A similar thought is shared by the other special guest, Italian deputy minister of Foreign Affairs Emanuela Del Re, who read the names often breaking into tears. “I am very honored and deeply moved to be here because each of these vctims represents in itself a great shame for humanity. I believe that this initiative has a deeper meaning than just being a mere commemoration. This is a warning to remember that we shouldn’t repeat what happened,” says the deputy minister. “There are many other groups that today suffer discrimination, and the danger is not in great proclamations against them but in the small daily gestures that transmit subtle signals of intolerance towards people who are considered misfits. In social media, small comments often turn into hate that can then lead to horrible episodes in History, such as the Holocaust.”

Deputy minister Del Re describes Italy as “a country that having experienced and known this horror from within, having seen its own people suffering this type of discrimination, today is a bulwark of respect for everybody and for the application of human rights.” For the record, we feel compelled to ask her then why Italy is now stopping the 47 migrants on the humanitarian ship Sea Watch 3 to enter Italian ports. Del Re, a member of the 5-Stars movement, commented only: “Let’s focus on Remembrance Day.”

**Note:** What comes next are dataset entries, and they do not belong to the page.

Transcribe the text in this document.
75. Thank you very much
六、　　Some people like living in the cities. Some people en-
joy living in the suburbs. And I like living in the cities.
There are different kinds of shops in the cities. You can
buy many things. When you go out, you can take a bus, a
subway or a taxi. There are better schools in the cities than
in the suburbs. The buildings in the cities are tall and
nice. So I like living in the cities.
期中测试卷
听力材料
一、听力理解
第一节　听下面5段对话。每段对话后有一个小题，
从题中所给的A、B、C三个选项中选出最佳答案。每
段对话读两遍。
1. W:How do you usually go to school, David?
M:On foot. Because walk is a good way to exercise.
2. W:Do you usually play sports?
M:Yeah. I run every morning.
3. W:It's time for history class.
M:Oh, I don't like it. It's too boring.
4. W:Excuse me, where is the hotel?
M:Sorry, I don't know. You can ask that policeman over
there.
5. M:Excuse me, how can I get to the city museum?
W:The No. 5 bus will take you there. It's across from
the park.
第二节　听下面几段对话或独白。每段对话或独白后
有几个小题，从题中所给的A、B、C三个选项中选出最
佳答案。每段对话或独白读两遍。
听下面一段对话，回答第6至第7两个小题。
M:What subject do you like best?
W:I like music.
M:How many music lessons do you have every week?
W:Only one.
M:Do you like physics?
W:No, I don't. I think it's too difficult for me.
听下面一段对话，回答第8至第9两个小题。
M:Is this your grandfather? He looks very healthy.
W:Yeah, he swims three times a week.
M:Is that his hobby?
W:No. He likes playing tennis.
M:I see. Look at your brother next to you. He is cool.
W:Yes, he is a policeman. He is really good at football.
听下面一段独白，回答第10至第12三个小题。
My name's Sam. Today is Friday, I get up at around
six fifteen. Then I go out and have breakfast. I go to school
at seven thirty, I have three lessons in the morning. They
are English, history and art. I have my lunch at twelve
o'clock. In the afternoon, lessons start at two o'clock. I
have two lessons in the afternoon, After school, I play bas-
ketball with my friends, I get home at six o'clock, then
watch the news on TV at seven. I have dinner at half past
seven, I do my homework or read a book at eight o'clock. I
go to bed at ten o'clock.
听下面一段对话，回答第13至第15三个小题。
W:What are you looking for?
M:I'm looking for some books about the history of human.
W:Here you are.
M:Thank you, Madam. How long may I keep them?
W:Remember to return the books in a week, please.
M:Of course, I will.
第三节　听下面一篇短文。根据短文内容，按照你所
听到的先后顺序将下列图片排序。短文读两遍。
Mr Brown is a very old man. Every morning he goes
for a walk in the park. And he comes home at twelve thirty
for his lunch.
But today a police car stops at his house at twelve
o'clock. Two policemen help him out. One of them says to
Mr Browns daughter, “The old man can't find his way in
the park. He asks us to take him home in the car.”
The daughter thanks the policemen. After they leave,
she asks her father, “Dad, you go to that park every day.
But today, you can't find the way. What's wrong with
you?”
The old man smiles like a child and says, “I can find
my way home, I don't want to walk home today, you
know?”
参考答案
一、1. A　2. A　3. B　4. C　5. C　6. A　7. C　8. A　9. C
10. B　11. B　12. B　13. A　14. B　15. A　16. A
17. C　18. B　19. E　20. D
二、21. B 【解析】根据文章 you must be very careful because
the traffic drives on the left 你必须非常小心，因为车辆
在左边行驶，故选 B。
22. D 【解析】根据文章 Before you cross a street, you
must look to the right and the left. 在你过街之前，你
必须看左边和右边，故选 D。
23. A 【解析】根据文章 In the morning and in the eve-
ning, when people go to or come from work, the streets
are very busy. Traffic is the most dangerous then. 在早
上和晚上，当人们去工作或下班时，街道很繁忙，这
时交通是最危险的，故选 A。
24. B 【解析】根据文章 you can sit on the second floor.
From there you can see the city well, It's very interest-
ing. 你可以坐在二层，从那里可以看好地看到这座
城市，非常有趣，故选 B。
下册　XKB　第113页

Yet, we just heard that it is important to remember not to repeat and that indifference can kill too. Jack Sal, artist and author of the exhibition “Deportees” first presented at the Italian Cultural Institute in 2010, seems to indirectly answer to our doubts - the child of a Holocaust survivor, he is waiting in line to read the names. “I think that in Italy there is this mentality of the ‘others:’ it is happening to them and not to us.” Sal says, “it is extremely important that we exercise the memory of the deportees especially in Italy because in general in New York and in the world people don’t really know what happened to the Jews in Italy. For example, the number of deportees in this country was much bigger than in other parts. Also important is the idea of creating subcamps in Italian cities happened throughout Italy and not just in a single city. So this idea of the “campo sotto casa” was real. If you were living in a little city in Tuscany or in Milan or in Rome, you knew about people who were gathered.” But nobody, or very few, dared to say anything because after all, it was happening to the ‘others’.

This dangerous attitude should be corrected since childhood and the best way to do so is called identification. Maria Palandra, the principal of La Scuola d'Italia Guglielmo Marconi, tells us that at La Scuola the students worked on a short video in which fascism and Nazism were compared to bullyism. “A reality that they can live every day. Only in this way could they really understand the feelings of those who get excluded,” says Palandra.

Journalist, contributing writer at Corriere della SeraMaria Teresa Cometto, who has been participating to these commemorations from the beginning in 2009, has indeed seen the presence of youngsters growing over the years: “I remember that ten years ago there were very few people, nobody really knew what this event was about. Now, it has grown and with it the presence of young people. It is only by remembering these names and their stories that we can preserve the memory through generations.”

Natalia Indrimi, Executive director at Centro Primo Levi in New York, warns against the risk of indifference and lack of awareness. She believes that we can learn from the mistakes of the past: "We need to think of how people behaved. They knew but they didn't foresee what would have happened. They had all the information to understand, yet they decided to be impenetrable."